What is an unnotarized oath?

In a 1993 case, the Florida Supreme Court addressed the issue of "unnotarized oaths." State v. Shearer, 617 So.2d (Fla. App. 5 Dist. 1993). This case may significantly affect the role of notaries in Florida because it recognized an acceptable alternative oath that may be used for verified or sworn written documents. A person using the alternative oath would not need the services of a notary public or other official authorized to administer oaths.

The alternative method of making verified (or sworn) documents is set forth in section 92.525, Florida Statutes, and provides that a signed written declaration can substitute for a notarized oath if it contains the following language: "Under penalties of perjury, I declare that I have read the foregoing [document] and that the facts stated in it are true." The written declaration must be printed or typed at the end of or immediately below the document being verified and above the signature of the person making the declaration.

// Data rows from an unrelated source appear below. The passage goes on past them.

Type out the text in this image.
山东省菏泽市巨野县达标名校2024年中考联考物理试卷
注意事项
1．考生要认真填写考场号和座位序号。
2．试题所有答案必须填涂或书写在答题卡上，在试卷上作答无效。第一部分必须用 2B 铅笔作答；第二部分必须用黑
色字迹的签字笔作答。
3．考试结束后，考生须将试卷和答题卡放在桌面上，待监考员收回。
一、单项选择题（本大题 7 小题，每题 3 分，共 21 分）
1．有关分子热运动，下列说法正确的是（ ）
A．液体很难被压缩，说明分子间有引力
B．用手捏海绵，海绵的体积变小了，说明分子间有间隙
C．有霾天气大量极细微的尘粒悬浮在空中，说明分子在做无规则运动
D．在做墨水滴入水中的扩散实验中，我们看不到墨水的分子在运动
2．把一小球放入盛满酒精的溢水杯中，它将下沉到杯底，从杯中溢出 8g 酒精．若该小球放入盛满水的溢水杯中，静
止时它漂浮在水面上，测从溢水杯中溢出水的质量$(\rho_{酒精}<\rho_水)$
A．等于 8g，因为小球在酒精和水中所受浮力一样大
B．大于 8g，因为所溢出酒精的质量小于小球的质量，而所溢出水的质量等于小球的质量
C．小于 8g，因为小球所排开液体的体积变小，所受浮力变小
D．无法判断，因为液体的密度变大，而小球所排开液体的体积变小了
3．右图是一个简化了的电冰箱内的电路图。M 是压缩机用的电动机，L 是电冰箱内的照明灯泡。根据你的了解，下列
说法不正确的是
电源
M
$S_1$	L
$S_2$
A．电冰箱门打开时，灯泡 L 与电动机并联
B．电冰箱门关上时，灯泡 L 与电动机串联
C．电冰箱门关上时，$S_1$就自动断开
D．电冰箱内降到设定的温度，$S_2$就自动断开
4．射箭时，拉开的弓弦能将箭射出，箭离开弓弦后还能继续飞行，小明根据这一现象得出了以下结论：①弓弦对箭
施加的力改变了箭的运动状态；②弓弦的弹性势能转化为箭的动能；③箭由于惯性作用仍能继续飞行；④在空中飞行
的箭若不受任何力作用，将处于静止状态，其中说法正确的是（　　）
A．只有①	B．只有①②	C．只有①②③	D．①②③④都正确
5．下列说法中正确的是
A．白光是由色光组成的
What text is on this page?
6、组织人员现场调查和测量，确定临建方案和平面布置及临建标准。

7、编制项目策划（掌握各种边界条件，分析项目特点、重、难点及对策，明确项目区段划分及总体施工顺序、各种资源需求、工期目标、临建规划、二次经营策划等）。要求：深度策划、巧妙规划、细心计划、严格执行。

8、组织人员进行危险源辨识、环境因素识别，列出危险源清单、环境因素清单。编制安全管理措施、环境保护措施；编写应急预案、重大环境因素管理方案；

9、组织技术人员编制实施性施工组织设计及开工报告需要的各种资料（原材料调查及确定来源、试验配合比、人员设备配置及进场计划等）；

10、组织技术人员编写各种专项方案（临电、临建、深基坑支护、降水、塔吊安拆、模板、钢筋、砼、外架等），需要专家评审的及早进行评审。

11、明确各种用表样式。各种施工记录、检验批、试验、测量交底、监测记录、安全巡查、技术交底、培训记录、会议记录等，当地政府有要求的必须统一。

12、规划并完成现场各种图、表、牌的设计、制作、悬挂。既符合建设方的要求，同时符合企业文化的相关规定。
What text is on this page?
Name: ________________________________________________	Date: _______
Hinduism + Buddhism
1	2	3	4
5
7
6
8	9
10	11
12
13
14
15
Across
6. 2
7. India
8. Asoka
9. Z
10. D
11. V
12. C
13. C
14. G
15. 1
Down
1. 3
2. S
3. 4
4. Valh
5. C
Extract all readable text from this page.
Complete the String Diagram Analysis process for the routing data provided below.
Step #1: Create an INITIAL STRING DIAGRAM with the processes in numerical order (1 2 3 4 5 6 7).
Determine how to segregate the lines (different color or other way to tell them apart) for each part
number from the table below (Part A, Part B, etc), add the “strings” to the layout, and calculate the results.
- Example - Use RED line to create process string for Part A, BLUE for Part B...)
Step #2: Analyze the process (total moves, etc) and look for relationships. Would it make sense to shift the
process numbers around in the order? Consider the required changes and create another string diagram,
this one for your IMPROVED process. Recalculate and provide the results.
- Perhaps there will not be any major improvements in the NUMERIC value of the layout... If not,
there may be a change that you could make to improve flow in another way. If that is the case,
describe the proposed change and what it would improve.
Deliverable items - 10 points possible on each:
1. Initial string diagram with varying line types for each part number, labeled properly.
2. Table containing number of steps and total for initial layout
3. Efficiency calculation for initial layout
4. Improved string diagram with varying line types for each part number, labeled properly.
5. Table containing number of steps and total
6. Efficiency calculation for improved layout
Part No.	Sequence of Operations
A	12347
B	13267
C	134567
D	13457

By signing a document with that language, a person can make a sworn written statement without having it notarized.

The Court noted that because the oath starts with the words, "Under penalties of perjury," a person who falsely signs such an oath could be convicted of perjury, just as one who signs and falsely swears to a document before a notary public or other official authorized to administer oaths. For this reason, the Court concluded that the alternative oath was acceptable for the purpose of filing a motion required to be sworn to by the court rules.

The alternative oath was enacted by the Legislature in 1986 but has not gained much popularity. Perhaps, the Shearer case will cause an increased usage of "unnotarized oaths."